La vie de Marie suite
CHAPITRE 2
Je la saluai en m’efforçant de sourire et en priant pour qu’elle me laisse ce moment de grâce qu’était la dégustation quasi solennelle de mon bol de café. Ce fut peine perdue. Elle éructa bruyamment contre les voisins, faisant de grands gestes, menaçant d’appeler la police s’ils osaient recommencer une nuit de plus.
Autant étais-je discrète et prête à tout pour éviter un conflit, autant Louisa était une guerrière. J’essayai de la calmer en lui disant quelques lieux communs qui eurent pour effet de redoubler sa colère, qui plus est de la détourner sur moi.
Alors je me tus, replongeai la tête dans mon bol de café et attendis que ça se passe.
Elle continuait de marmonner en laçant ses rangers.
Louisa n’était pas méchante mais impressionnante de par sa taille. Lorsque j’avais passé une petite annonce pour partager la maison en colocation, j’avais eu droit à tout ; beaucoup de pervers, quelques maniacodépressifs, des passionnés de pythons, des gens sans garanties jusqu’à ce que je rencontre Louisa.
Elle m’avait fait bonne impression bien que peu expansive. Tout son dossier était complet, impeccablement rangé. Elle était célibataire, désirait un environnement calme, avait un emploi stable de chef des facteurs dans un centre de tri aux alentours de Paris et sa poignée de main franche et ferme m’avait définitivement convaincue. Ce serait elle qui partagerait la maison avec moi.

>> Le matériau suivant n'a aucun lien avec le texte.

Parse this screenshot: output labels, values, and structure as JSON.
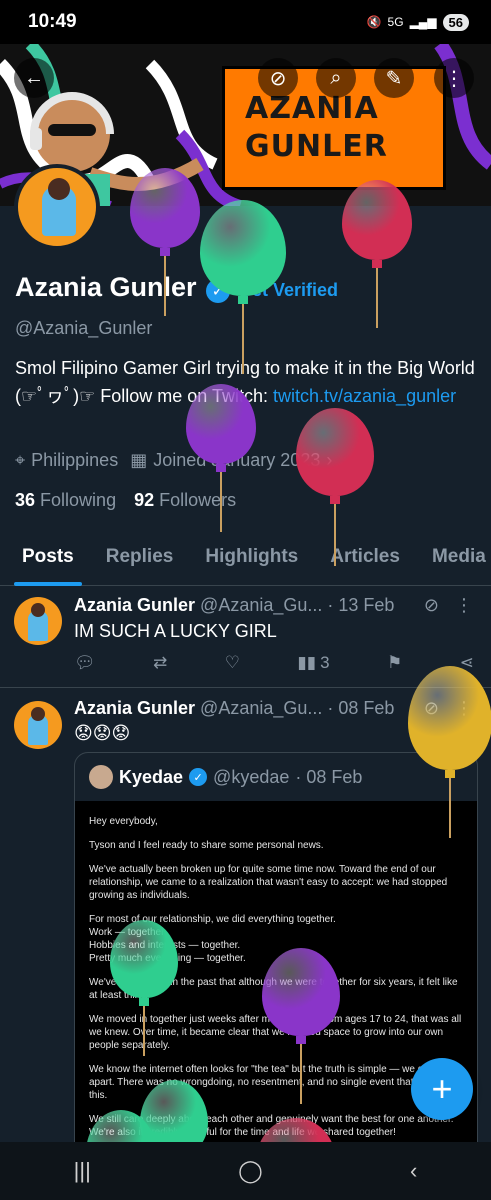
{
  "status_bar": {
    "time": "10:49",
    "icons": [
      "mute-icon",
      "5g-icon",
      "signal-icon"
    ],
    "battery": "56"
  },
  "banner": {
    "logo_line1": "AZANIA",
    "logo_line2": "GUNLER",
    "buttons": [
      "back-arrow-icon",
      "grok-icon",
      "search-icon",
      "edit-icon",
      "more-icon"
    ]
  },
  "profile": {
    "name": "Azania Gunler",
    "get_verified": "Get Verified",
    "handle": "@Azania_Gunler",
    "bio_text": "Smol Filipino Gamer Girl trying to make it in the Big World (☞ﾟヮﾟ)☞ Follow me on Twitch: ",
    "bio_link": "twitch.tv/azania_gunler",
    "location": "Philippines",
    "joined": "Joined January 2023",
    "following_count": "36",
    "following_label": "Following",
    "followers_count": "92",
    "followers_label": "Followers"
  },
  "tabs": [
    "Posts",
    "Replies",
    "Highlights",
    "Articles",
    "Media"
  ],
  "posts": [
    {
      "name": "Azania Gunler",
      "handle": "@Azania_Gu...",
      "date": "· 13 Feb",
      "text": "IM SUCH A LUCKY GIRL",
      "views": "3"
    },
    {
      "name": "Azania Gunler",
      "handle": "@Azania_Gu...",
      "date": "· 08 Feb",
      "text": "😟😟😟",
      "quote": {
        "name": "Kyedae",
        "handle": "@kyedae",
        "date": "· 08 Feb",
        "paragraphs": [
          "Hey everybody,",
          "Tyson and I feel ready to share some personal news.",
          "We've actually been broken up for quite some time now. Toward the end of our relationship, we came to a realization that wasn't easy to accept: we had stopped growing as individuals.",
          "For most of our relationship, we did everything together.\nWork — together.\nHobbies and interests — together.\nPretty much everything — together.",
          "We've even joked in the past that although we were together for six years, it felt like at least thirty.",
          "We moved in together just weeks after meeting, and from ages 17 to 24, that was all we knew. Over time, it became clear that we needed space to grow into our own people separately.",
          "We know the internet often looks for \"the tea\" but the truth is simple — we grew apart. There was no wrongdoing, no resentment, and no single event that caused this.",
          "We still care deeply about each other and genuinely want the best for one another. We're also incredibly grateful for the time and life we shared together!"
        ]
      }
    }
  ],
  "nav_bar": [
    "recent-apps-icon",
    "home-icon",
    "back-icon"
  ],
  "colors": {
    "background": "#15202b",
    "accent": "#1d9bf0",
    "banner_logo": "#ff7a00"
  }
}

J’avais eu un petit souci au début de notre cohabitation mais j’avais fait en sorte, en prenant des gants, de le régler au plus vite afin qu’il ne subsiste aucun malentendu entre nous. Louisa, je m’en étais rendue compte assez rapidement ne supportait pas les hommes en général, elle était une féministe radicale, et dans son lit en particulier.

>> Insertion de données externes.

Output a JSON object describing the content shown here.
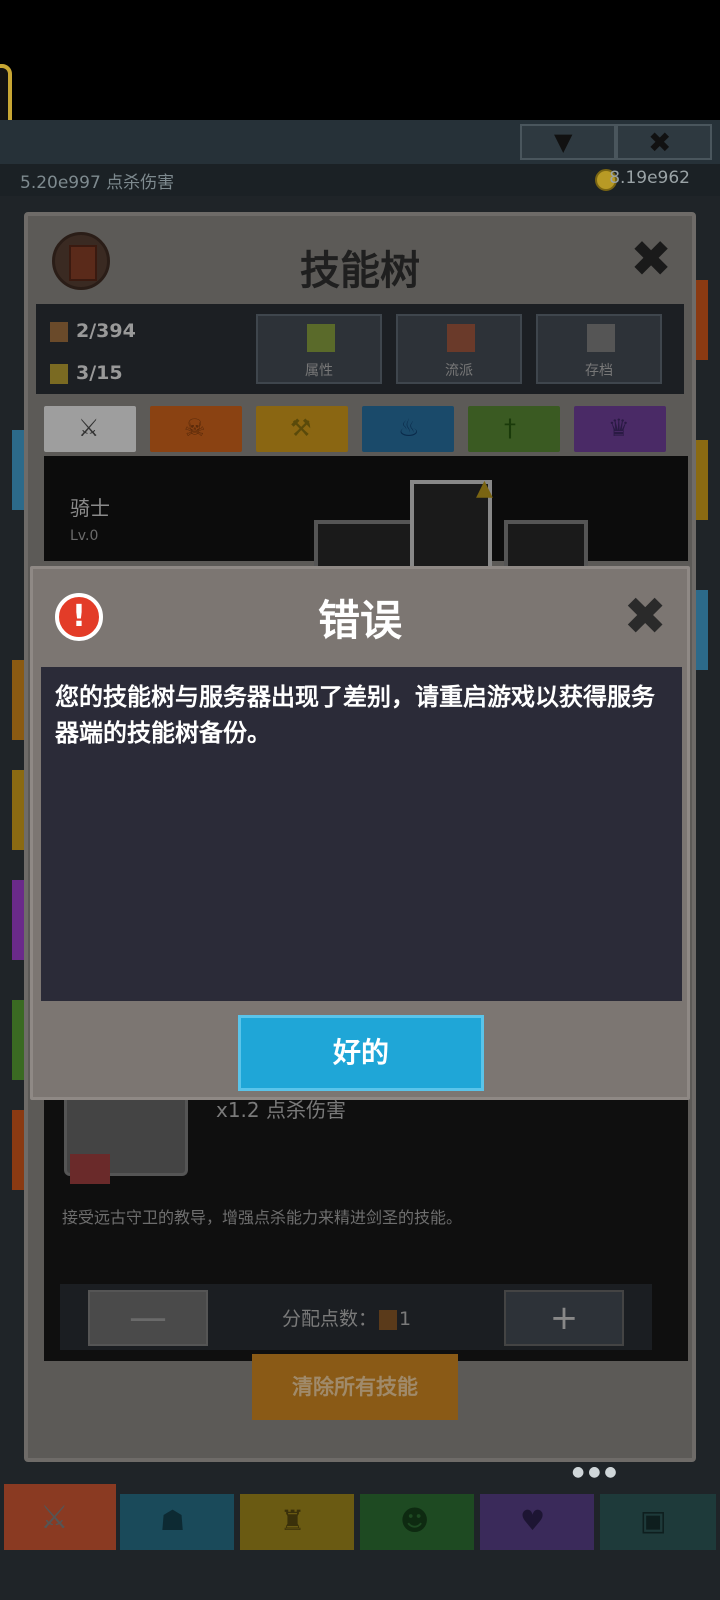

Elle m’avait fait quelques plans genre dîner aux chandelles, bouquet de roses rouges sur la table ce qui m’avait affreusement gênée.

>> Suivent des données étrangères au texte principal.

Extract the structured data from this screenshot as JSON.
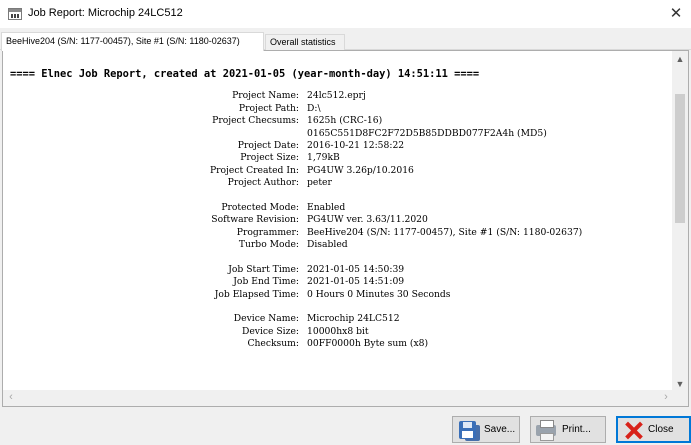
{
  "window": {
    "title": "Job Report: Microchip  24LC512",
    "app_icon": "elnec-app-icon",
    "close_glyph": "✕"
  },
  "tabs": [
    {
      "label": "BeeHive204 (S/N: 1177-00457), Site #1 (S/N: 1180-02637)",
      "active": true
    },
    {
      "label": "Overall statistics",
      "active": false
    }
  ],
  "report": {
    "title": "==== Elnec Job Report, created at 2021-01-05 (year-month-day)  14:51:11 ====",
    "project_section": [
      {
        "label": "Project Name:",
        "value": "24lc512.eprj"
      },
      {
        "label": "Project Path:",
        "value": "D:\\"
      },
      {
        "label": "Project Checsums:",
        "value": "1625h (CRC-16)"
      },
      {
        "label": "",
        "value": "0165C551D8FC2F72D5B85DDBD077F2A4h (MD5)"
      },
      {
        "label": "Project Date:",
        "value": "2016-10-21  12:58:22"
      },
      {
        "label": "Project Size:",
        "value": "1,79kB"
      },
      {
        "label": "Project Created In:",
        "value": "PG4UW 3.26p/10.2016"
      },
      {
        "label": "Project Author:",
        "value": "peter"
      }
    ],
    "mode_section": [
      {
        "label": "Protected Mode:",
        "value": "Enabled"
      },
      {
        "label": "Software Revision:",
        "value": "PG4UW ver. 3.63/11.2020"
      },
      {
        "label": "Programmer:",
        "value": "BeeHive204 (S/N: 1177-00457), Site #1 (S/N: 1180-02637)"
      },
      {
        "label": "Turbo Mode:",
        "value": "Disabled"
      }
    ],
    "time_section": [
      {
        "label": "Job Start Time:",
        "value": "2021-01-05  14:50:39"
      },
      {
        "label": "Job End Time:",
        "value": "2021-01-05  14:51:09"
      },
      {
        "label": "Job Elapsed Time:",
        "value": "0 Hours 0 Minutes 30 Seconds"
      }
    ],
    "device_section": [
      {
        "label": "Device Name:",
        "value": "Microchip  24LC512"
      },
      {
        "label": "Device Size:",
        "value": "10000hx8 bit"
      },
      {
        "label": "Checksum:",
        "value": "00FF0000h  Byte sum (x8)"
      }
    ]
  },
  "buttons": {
    "save": {
      "label": "Save...",
      "icon": "save-icon"
    },
    "print": {
      "label": "Print...",
      "icon": "printer-icon"
    },
    "close": {
      "label": "Close",
      "icon": "close-red-x-icon"
    }
  },
  "colors": {
    "window_bg": "#f0f0f0",
    "panel_bg": "#ffffff",
    "close_icon_red": "#d8221a",
    "default_button_border": "#0078d7"
  }
}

Je m’étais mis aussi à fermer la porte de la salle de bain à clef car dès que je m’y trouvais, comme par hasard, Louisa avait quelque chose à y faire.
Elle faisait toujours mine de s’excuser, faussement gênée mais se rinçant l’œil allègrement et me tapant dans le dos comme à un pote de régiment :
« - T’inquiètes pas Marie, on est entre nanas, j’en ai vu d’autres tu sais… »
Oui, ça je savais qu’elle en avait vu d’autres mais quand on est nue dans une baignoire et qu’on a le sosie de John Wayne qui vous dit ça !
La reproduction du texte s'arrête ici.